В руке у Позднякова оказались клещи:
— Ты на что намекаешь, святая образина?
Герасим проворно вскочил, сунул руку за пазуху.
— Но-но-но… Фирсов еще никого не продавал. А медь эту продам, да не тебе.
— Черт упрямый! На, подавись!
Фирсов тщательно пересчитал деньги.
— Гривенничек недодал, православный.
Поздняков молча сунул в жесткую ладонь чернеца гривенник, оттащил короб куда-то в темноту. Пыхтя, долго возился с ним. Прятал.
— Любопытно мне глянуть, что за деньги из-под твоего чекана выходят, сказал Герасим, когда Пантелей Лукич вернулся весь в пыли и саже.
— А что на них глядеть. Слава богу, пока еще вам в руки не попали. Наплакались бы.
— Потому и спрашиваю, чтоб знать, чем они от истинных, от государевых отличаются. Ну как попадутся мне… Дай поглядеть-то.
Поздняков вздохнул, ушел в самый дальний угол кузницы. Герасим тем временем снял скуфью, надкусив нитку, оторвал край подкладки и снова надел скуфью на голову.
Пантелей Лукич принес увесистый мешочек, поставил на наковальню, развязал. Глазам Фирсова предстали блестящие медные копеечные монеты, на первый взгляд ничем не отличимые от настоящих.

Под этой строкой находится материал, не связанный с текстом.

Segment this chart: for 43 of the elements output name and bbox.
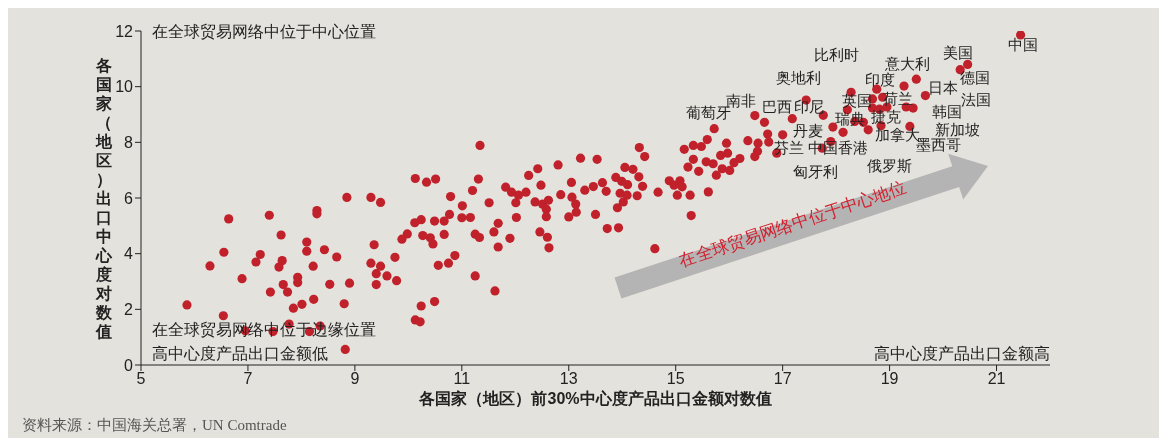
y-tick-label: 4 bbox=[124, 245, 134, 263]
annotation: 印度 bbox=[865, 70, 895, 90]
annotation: 在全球贸易网络中位于中心位置 bbox=[152, 22, 376, 42]
y-tick-label: 10 bbox=[115, 78, 134, 96]
text: 资料来源：中国海关总署，UN Comtrade bbox=[22, 416, 287, 435]
x-tick-label: 19 bbox=[880, 370, 899, 388]
annotation: 芬兰 bbox=[774, 138, 804, 158]
annotation: 新加坡 bbox=[934, 120, 980, 138]
x-tick-label: 5 bbox=[136, 370, 146, 388]
annotation: 南非 bbox=[726, 91, 756, 109]
annotation: 捷克 bbox=[871, 107, 901, 127]
y-tick-label: 2 bbox=[124, 301, 134, 319]
y-tick-label: 0 bbox=[124, 356, 134, 374]
y-tick-label: 6 bbox=[124, 189, 134, 207]
annotation: 德国 bbox=[960, 68, 990, 88]
x-axis-title: 各国家（地区）前30%中心度产品出口金额对数值 bbox=[418, 389, 773, 409]
annotation: 丹麦 bbox=[793, 121, 823, 140]
annotation: 奥地利 bbox=[775, 68, 821, 88]
annotation: 英国 bbox=[842, 91, 872, 109]
text: 各国家（地区）出口中心度对数值 bbox=[96, 56, 112, 340]
annotation: 美国 bbox=[943, 43, 973, 63]
x-tick-label: 21 bbox=[987, 370, 1006, 388]
annotation: 匈牙利 bbox=[792, 162, 838, 182]
annotation: 高中心度产品出口金额低 bbox=[152, 344, 328, 364]
annotation: 荷兰 bbox=[883, 89, 913, 109]
annotation: 巴西 bbox=[762, 97, 792, 117]
y-tick-label: 12 bbox=[115, 22, 134, 40]
annotation: 日本 bbox=[928, 78, 958, 98]
annotation: 韩国 bbox=[932, 102, 962, 122]
x-tick-label: 11 bbox=[453, 370, 471, 388]
annotation: 俄罗斯 bbox=[866, 156, 912, 176]
annotation: 比利时 bbox=[813, 45, 859, 65]
annotation: 中国 bbox=[1008, 35, 1038, 55]
x-tick-label: 7 bbox=[243, 370, 253, 388]
annotation: 法国 bbox=[961, 90, 991, 110]
annotation: 印尼 bbox=[794, 97, 824, 117]
x-tick-label: 17 bbox=[773, 370, 792, 388]
y-tick-label: 8 bbox=[124, 134, 134, 152]
annotation: 高中心度产品出口金额高 bbox=[874, 344, 1050, 364]
annotation: 意大利 bbox=[884, 54, 930, 72]
x-tick-label: 9 bbox=[350, 370, 360, 388]
x-tick-label: 15 bbox=[666, 370, 685, 388]
x-tick-label: 13 bbox=[559, 370, 578, 388]
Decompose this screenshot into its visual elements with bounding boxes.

— Ловко, все как надо, — проговорил чернец и вдруг, сорвав с головы скуфейку, закрыл ею мешочек, загородил спиной от двери, зашептал: — Ходит кто-то!
Пока Пантелей Лукич, раскорячившись, выпятив зад, глядел в щель сарая, Герасим высыпал пару горстей поздняковских монет за подкладку скуфьи и спокойно надел ее.
— Кто там?
— Нет никого.
Поздняков, вернувшись, убрал мешочек.
— Где же ты их пользуешь? — спросил Герасим, тоскливым взором провожая мешочек. — И пошто в кузне, а не в избе прячешь?